We Are Not Worthy – That’s Why There is Grace

This kind of thinking is no gospel. Where is the good news?

This writer says, “If your love is distracted by someone else then you are not worthy. If your love is not given completely, then you are not worthy.”

But isn’t that the point? None, may I repeat this, none of us is worthy (Isaiah 64:6).

Scripture tells us we love God because He first loved us. We are not worthy of God’s love but that’s Who God is (God is love just don’t confuse with love is God…). God loves us and demonstrated His love for us by sending Jesus to die for our sins and even our bad motives for good things we do.

Even our very effort to be worthy falls completely short of God’s glory (Romans 3:23).

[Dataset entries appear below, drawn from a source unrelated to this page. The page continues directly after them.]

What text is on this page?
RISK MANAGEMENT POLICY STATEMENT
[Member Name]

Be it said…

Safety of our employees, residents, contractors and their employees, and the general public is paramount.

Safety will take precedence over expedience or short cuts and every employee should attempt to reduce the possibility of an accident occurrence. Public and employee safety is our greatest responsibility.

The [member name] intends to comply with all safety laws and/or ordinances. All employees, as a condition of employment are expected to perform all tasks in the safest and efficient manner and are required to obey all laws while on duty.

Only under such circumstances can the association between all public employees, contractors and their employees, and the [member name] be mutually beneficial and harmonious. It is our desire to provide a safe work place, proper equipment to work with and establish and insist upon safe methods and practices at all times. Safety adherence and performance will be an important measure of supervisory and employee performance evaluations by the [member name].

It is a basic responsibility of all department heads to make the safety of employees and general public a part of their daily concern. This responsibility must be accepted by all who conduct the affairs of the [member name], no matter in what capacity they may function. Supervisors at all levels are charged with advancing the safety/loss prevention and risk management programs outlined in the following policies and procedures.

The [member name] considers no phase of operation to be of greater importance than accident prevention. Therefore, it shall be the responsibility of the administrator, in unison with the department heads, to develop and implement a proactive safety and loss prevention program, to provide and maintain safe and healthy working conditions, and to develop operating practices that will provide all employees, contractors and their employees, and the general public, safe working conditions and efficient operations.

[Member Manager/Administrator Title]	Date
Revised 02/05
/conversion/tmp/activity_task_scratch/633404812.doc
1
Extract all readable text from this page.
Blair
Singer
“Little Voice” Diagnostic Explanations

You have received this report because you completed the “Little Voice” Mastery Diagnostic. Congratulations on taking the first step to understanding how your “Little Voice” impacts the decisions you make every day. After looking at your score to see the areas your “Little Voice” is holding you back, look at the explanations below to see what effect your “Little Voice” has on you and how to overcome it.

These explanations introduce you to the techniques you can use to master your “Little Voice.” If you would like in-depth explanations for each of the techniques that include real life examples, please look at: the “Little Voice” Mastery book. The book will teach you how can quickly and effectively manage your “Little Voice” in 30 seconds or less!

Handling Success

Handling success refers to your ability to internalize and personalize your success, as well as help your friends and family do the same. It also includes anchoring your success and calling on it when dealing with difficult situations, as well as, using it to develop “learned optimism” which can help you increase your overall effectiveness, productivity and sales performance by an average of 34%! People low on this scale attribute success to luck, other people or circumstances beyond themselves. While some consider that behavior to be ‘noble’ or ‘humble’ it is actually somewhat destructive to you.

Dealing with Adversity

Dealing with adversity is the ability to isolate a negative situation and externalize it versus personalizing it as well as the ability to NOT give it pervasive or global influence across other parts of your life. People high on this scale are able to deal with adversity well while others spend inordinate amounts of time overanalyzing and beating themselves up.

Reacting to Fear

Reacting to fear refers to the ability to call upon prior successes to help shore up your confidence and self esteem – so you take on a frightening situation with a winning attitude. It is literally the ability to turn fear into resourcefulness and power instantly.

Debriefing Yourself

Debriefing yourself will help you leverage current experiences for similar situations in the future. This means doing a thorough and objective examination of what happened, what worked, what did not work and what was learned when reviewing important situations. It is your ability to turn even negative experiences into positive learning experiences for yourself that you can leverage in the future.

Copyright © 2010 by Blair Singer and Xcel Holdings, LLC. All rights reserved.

Even if I can love God completely, I am still a fallen creature in need of saving.

I can’t pick myself up by my own bootstraps and “be worthy”. It’s impossible.

This is why we need grace. We’re not worthy of anything God gives us except His wrath, and Jesus is our propitiation (He satisfied God’s wrath for us and in our place). Without Christ, we are children of wrath but with Christ we are children of grace.

I am not worthy of God’s love but He certainly is worthy of my love and devotion. Thankfully I rest in Christ’s work on my behalf and not on my own effort or merit.

I am not worthy but Christ is worthy for me and in my place. That’s good news.

THIS Is Grace

Paul writes in his second letter to the church at Corinth, “But He said to me, ‘My grace is sufficient for you, for my power is made perfect in weakness.’ Therefore I will boast all the more gladly of my weaknesses, so that the power of Christ may rest upon me. For the sake of Christ, then, I am content with weaknesses, insults, hardships, persecutions, and calamities. For when I am weak, then I am strong.”

I awoke to a song on the radio about grace. Mmm…. Grace.

My thoughts turned to what is commonly known by theologians (pardon the pun) as common grace, as well as, special grace.

Both kinds of grace are mediated through Jesus.

John 1:3 explains, “All things were made through Him, and without Him was not any thing made that was made.” In other words, everything that exists is because it was created and made by Jesus. Romans 11:36 conveys this fact, “For from Him (Jesus) and through Him (Jesus) and to Him (Jesus) are all things. To Him (Jesus) be glory forever. Amen.”

Do you realize, you are alive this very moment by the power of Jesus? Hebrews 1:3 tells us, “He (Jesus) is the radiance of the glory of God and the exact imprint of His nature, and He upholds the universe by the word of his power.”

This is common to all of creation. All of creation is upheld by the word of his power!

Mmm…. Grace!

Now what is so special about special grace? Ephesians 2:8-9 tells us, “For by grace you have been saved through faith. And this is not your own doing; it is the gift of God, not a result of works, so that no one may boast.”

It is this special grace that saves us. Paul continues in Ephesians, “For we are His workmanship, created in Christ Jesus for good works, which God prepared beforehand, that we should walk in them.”

Mmm… Grace!

It is grace in Jesus that creates us. It is grace in Jesus that re-creates us through faith in Him. This is nothing of our own doing.

We have nothing to do with our first birth, and we have nothing to do with our second birth. It is all of grace.

And those good works we so want to do for God? Jesus is fruiting through us. In other words, it is the fruit of what Jesus has done on the cross that blooms in our lives (See Galatians 5).

This is good news! This is the Gospel because it is all of Jesus. This is grace.